多くは語らん
コーヒーを啜りながらジャズを片耳に、右手でペンを走らせ、左手は本をぺらぺらと。
もう最高に優雅。俺が天皇。
深夜テンションも程よく相まって、今の私は本当に気分がいい。
目の前に広がる数式の数々を見て、いつもなら吐き気を催す、いや吐いていただろう。
しかし今はどうだろうか、なんとすらすらと解けるではないか。
これはコーヒーのせいか?ジャズのせいか?
否。
私が天才なのである。
無数に存在する有象無象の彼らと違って、私には才がある。
もはや比較するのも烏滸がましい程に。
と、気付けば手元のマグカップはうっすらと底を見せ始めていた。
しょうがない、もう一夜過ごそうじゃないか。
明けない夜の始まりだ。
私は、もう一度湯を沸かし、心を躍らせた。
ふつふつと聞こえる音が、なんともいえぬ高揚感を私に与えてくれる。
さらば青春。
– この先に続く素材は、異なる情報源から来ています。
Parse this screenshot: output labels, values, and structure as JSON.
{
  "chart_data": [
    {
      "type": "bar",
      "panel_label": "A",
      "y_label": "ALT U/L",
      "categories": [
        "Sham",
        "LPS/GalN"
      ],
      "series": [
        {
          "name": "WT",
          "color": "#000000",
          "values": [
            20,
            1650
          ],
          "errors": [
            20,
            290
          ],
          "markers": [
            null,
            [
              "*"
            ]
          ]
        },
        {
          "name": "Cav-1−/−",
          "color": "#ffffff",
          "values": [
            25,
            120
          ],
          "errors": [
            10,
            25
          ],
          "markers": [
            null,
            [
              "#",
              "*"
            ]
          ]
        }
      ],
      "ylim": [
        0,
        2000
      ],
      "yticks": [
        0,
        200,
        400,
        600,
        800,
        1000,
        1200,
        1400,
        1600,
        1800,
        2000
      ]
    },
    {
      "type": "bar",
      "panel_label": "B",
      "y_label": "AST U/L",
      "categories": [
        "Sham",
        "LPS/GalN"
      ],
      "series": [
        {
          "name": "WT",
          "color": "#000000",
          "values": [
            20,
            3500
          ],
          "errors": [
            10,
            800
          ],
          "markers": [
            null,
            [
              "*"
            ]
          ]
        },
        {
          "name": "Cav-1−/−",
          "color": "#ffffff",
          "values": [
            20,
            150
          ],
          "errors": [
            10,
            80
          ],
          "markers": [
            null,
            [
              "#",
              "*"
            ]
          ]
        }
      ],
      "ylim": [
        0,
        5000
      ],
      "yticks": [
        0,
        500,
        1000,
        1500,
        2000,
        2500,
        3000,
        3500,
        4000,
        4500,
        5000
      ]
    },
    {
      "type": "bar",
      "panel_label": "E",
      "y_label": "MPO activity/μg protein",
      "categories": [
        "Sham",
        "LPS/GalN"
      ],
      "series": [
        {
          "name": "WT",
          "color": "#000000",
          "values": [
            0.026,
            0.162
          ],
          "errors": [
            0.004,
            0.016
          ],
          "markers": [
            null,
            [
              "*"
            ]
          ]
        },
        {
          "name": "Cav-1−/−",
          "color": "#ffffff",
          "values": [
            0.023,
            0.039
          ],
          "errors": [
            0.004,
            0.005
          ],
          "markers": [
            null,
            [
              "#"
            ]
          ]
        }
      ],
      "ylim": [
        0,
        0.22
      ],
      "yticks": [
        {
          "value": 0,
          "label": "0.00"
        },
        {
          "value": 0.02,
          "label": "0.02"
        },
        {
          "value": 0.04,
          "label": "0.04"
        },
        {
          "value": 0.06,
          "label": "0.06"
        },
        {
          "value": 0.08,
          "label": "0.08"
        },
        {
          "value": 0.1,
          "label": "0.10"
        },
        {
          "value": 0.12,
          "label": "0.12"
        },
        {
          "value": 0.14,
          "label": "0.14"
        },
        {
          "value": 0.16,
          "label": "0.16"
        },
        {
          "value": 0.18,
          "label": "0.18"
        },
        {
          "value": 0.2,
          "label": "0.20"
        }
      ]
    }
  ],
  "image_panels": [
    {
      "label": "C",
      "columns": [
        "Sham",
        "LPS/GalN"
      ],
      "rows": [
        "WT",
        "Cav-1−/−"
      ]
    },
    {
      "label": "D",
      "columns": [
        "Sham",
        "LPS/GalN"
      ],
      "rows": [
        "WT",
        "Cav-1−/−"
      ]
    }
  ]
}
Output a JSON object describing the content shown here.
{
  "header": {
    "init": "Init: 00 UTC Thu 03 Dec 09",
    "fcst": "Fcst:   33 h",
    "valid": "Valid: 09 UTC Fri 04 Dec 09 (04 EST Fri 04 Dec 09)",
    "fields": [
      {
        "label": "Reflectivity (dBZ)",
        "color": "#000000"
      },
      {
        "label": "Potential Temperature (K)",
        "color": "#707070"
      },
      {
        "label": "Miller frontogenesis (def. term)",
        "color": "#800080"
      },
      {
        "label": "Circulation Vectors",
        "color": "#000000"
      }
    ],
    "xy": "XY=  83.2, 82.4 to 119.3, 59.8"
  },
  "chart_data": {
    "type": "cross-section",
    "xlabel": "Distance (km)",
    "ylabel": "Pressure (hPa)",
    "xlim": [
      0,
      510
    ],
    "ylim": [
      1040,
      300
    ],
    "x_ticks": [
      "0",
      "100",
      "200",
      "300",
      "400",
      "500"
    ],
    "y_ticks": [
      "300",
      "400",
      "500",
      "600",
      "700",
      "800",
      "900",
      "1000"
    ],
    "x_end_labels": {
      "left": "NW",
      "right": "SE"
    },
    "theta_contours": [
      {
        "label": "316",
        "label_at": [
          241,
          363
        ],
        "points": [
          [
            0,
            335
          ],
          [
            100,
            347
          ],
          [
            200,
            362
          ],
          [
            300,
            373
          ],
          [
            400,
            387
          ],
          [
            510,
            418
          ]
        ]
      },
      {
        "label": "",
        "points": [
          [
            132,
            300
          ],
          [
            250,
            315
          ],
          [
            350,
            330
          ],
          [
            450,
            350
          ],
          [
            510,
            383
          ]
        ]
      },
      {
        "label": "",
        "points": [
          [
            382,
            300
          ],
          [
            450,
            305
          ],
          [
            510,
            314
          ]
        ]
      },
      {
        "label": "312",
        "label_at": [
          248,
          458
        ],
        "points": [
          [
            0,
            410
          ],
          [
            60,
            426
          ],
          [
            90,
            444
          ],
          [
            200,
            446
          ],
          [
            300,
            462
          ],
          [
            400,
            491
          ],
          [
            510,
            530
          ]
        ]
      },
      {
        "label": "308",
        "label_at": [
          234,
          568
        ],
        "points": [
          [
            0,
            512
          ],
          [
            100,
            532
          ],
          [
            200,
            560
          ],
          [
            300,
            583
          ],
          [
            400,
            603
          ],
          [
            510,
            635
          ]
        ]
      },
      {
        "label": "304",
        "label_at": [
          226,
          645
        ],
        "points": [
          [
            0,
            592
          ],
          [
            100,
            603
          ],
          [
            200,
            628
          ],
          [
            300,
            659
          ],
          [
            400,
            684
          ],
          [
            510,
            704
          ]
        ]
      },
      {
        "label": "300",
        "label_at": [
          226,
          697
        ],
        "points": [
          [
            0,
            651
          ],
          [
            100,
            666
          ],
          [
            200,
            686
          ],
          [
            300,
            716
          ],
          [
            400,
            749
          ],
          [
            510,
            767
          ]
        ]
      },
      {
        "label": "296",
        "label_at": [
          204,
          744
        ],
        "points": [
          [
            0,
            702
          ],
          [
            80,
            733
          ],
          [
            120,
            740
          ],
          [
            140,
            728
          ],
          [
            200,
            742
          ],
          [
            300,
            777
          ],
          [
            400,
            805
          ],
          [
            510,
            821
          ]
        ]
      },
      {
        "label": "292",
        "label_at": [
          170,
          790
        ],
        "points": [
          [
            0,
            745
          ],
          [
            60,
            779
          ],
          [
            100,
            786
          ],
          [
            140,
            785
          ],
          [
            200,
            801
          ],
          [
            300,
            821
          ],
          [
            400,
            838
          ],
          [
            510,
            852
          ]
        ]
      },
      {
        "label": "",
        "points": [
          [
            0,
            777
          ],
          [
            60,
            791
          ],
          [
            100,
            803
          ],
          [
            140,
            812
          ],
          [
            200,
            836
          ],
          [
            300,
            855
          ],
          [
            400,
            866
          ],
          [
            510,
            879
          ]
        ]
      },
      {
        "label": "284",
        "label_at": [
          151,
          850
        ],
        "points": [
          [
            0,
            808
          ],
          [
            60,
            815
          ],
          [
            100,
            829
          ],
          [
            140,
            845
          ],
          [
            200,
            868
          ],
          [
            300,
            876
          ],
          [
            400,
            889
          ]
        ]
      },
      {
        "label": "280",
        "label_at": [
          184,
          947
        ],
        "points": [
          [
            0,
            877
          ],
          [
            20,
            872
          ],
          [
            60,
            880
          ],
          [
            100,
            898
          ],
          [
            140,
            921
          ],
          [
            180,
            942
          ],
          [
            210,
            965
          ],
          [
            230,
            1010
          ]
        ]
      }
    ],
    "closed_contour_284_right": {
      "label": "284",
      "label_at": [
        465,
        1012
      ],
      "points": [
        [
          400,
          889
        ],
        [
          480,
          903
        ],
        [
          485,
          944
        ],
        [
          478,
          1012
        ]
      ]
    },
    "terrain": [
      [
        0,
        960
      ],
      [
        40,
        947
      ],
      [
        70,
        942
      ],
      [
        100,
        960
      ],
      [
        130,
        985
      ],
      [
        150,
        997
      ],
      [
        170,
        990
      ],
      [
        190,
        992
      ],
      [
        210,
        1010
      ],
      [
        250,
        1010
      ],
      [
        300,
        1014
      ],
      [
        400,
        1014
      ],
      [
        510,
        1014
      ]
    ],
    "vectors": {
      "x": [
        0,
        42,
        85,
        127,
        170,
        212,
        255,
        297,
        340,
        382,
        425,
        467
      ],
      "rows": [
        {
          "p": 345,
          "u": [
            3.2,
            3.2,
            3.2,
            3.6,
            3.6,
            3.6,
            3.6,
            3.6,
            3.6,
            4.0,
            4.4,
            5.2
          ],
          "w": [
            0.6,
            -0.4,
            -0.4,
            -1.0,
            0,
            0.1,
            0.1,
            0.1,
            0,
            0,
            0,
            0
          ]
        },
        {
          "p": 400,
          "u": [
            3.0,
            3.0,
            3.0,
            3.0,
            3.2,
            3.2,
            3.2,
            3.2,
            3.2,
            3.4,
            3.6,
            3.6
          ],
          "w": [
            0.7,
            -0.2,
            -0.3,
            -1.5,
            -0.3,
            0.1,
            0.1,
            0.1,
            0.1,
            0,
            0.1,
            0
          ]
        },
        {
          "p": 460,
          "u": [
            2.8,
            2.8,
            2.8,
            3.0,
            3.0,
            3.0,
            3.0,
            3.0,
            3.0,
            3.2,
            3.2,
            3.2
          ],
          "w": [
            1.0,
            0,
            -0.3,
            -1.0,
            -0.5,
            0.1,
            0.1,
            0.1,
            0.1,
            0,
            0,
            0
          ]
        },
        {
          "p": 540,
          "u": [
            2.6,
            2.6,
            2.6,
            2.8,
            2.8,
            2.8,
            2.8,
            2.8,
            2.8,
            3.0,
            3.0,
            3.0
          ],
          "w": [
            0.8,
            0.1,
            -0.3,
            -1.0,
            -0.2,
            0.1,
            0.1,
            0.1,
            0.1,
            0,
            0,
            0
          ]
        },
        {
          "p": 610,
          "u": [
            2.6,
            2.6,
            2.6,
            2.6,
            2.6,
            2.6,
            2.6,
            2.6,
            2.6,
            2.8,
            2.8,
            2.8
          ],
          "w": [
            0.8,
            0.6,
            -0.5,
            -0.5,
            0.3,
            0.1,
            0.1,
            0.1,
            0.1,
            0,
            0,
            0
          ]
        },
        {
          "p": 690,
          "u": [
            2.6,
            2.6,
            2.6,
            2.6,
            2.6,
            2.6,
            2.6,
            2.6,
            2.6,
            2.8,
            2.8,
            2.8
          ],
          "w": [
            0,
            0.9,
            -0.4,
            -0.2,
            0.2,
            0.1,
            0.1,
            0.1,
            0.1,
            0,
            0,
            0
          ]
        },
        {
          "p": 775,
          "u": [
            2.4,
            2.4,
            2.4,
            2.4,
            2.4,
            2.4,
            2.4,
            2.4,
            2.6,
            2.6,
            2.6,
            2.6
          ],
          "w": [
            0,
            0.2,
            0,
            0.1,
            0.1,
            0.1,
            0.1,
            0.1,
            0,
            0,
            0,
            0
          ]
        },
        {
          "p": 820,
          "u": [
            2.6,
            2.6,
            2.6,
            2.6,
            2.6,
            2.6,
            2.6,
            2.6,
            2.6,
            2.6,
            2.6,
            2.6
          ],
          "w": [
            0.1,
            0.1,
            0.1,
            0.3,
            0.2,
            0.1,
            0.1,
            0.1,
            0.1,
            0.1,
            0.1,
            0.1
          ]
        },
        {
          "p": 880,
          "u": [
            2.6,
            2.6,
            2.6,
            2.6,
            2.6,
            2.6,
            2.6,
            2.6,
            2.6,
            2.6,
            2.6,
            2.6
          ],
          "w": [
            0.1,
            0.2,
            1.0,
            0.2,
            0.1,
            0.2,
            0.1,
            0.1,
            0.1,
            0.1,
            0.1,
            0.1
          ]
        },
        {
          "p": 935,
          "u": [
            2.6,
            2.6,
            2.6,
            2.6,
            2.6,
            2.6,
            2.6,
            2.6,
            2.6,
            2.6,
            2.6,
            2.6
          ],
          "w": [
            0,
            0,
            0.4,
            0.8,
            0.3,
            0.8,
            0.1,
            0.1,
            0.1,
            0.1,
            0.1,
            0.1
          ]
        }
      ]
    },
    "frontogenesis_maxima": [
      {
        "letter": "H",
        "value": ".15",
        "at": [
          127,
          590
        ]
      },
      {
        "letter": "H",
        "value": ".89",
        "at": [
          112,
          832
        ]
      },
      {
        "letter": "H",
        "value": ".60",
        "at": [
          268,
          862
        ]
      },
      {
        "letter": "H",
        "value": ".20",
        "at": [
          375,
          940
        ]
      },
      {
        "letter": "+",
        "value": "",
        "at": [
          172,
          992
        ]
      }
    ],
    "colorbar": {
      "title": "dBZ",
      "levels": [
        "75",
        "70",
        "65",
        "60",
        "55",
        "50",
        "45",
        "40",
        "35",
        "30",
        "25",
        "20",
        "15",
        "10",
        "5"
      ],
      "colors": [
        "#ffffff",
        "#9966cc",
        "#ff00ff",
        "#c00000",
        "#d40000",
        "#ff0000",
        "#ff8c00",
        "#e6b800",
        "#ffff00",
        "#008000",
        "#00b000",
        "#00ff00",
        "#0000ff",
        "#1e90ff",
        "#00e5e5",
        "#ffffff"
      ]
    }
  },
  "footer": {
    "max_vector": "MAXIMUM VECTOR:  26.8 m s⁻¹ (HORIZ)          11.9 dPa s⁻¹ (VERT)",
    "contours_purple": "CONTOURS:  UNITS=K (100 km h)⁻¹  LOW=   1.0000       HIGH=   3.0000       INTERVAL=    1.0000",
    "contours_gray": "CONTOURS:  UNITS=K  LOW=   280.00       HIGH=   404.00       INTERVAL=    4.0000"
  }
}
ありがとう人生。
きっと幸せってこういうところにあるんだろう。
まどろみの中で綴ったこの愚鈍かつ滑稽な文も、きっと後から読み直せば伝記となる。
聖書となる。歴史的書物となる。
こんな文を読んでいる者などいないとわかっていても、私は歩みを止められない。
止まらないから、止められないのだ。
人生にセーブなどなく、リセットもなければロードもない。
だがしかし、リタイアはいつだってすぐそばにあるのだ。
だから、あまり深くは考えず、気楽でいいんじゃないか。
疲れたらやめればいい。それだけなのだから。
そろそろ手が疲れてきたので、私の歴史的書物もここで〆とさせていただく。
未来ある少年たちよ、精々足搔くがいい。